What’s the weirdest thing that’s ever happened while you’ve been on stage?
Ron Bohmer: RAGTIME, B’way revival. I was Father, Christiane Noll was mother. We’re on the beach (on the stage of the Neil Simon in NY), our marriage is in crisis, we are fighting over the presence of Coalhouse’s son in our family whom our young son Edgar is holding in the scene. The baby the young actor is holding is a dummy. I’m heading off to the under-siege Morgan Library to be a volunteer Hostage, perhaps never to see them again, it’s tense and fraught. Christiane says, “Say goodbye to your son.” He walks up to me with the baby-dummy in his arms and says “Goodbye Father”, and I hear thunk! The audience starts howling with laughter. I look down. The baby’s leg has fallen off. I hold. And hold. Finally, there is silence.
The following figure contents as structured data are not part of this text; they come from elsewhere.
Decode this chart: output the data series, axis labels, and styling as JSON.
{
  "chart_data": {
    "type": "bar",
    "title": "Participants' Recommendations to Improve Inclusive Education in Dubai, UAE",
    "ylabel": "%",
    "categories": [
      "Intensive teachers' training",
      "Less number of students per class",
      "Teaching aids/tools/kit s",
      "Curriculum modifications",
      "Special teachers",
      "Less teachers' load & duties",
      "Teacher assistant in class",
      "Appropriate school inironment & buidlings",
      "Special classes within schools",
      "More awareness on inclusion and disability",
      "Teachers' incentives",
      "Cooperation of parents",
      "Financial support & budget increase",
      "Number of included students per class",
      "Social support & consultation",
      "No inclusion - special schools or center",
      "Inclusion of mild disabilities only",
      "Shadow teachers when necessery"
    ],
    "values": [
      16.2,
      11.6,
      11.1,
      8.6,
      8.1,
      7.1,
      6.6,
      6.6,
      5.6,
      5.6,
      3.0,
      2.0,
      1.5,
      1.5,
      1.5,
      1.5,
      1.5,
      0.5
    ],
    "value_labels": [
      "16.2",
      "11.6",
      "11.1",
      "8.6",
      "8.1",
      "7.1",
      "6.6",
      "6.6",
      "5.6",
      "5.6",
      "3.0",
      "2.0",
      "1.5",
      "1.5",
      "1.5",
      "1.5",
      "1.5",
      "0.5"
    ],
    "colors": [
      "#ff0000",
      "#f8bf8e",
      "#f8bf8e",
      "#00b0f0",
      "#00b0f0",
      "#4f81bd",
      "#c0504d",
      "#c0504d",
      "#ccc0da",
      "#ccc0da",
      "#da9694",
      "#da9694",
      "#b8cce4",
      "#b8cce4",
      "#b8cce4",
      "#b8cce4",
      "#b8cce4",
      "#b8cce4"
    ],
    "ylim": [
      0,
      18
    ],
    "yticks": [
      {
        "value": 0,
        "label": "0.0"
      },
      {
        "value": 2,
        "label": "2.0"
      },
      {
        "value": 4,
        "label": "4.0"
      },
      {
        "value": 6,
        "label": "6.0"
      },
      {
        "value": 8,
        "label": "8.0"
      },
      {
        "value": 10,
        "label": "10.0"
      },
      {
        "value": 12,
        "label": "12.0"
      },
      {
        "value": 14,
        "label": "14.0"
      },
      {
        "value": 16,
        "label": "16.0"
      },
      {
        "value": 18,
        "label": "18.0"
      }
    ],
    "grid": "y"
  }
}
I bend over, pick up the leg, place it in my son’s hand and say, “Goodbye, Edgar”. The audience applauds and we do our best to re-enter them into our reality. I’m an easy mark for laughing on stage. I credit Christiane with the steel to get through this.
What’s been your worst or most embarrassing audition?
Ron Bohmer: I’m the rare freak who actually enjoys auditioning. I feel like they should be embarrassing, so I lean into it and usually try to celebrate them. My rule for auditions is: there’s so much that is out of your control, so give yourself a goal for the experience that you can control. Was I present? Did I keep my sense of humor? Do I remember the names of people I was introduced to? Accomplishing simple tasks of genuine presence while in an extraordinary and nerve-inducing experience feels like a big victory to me.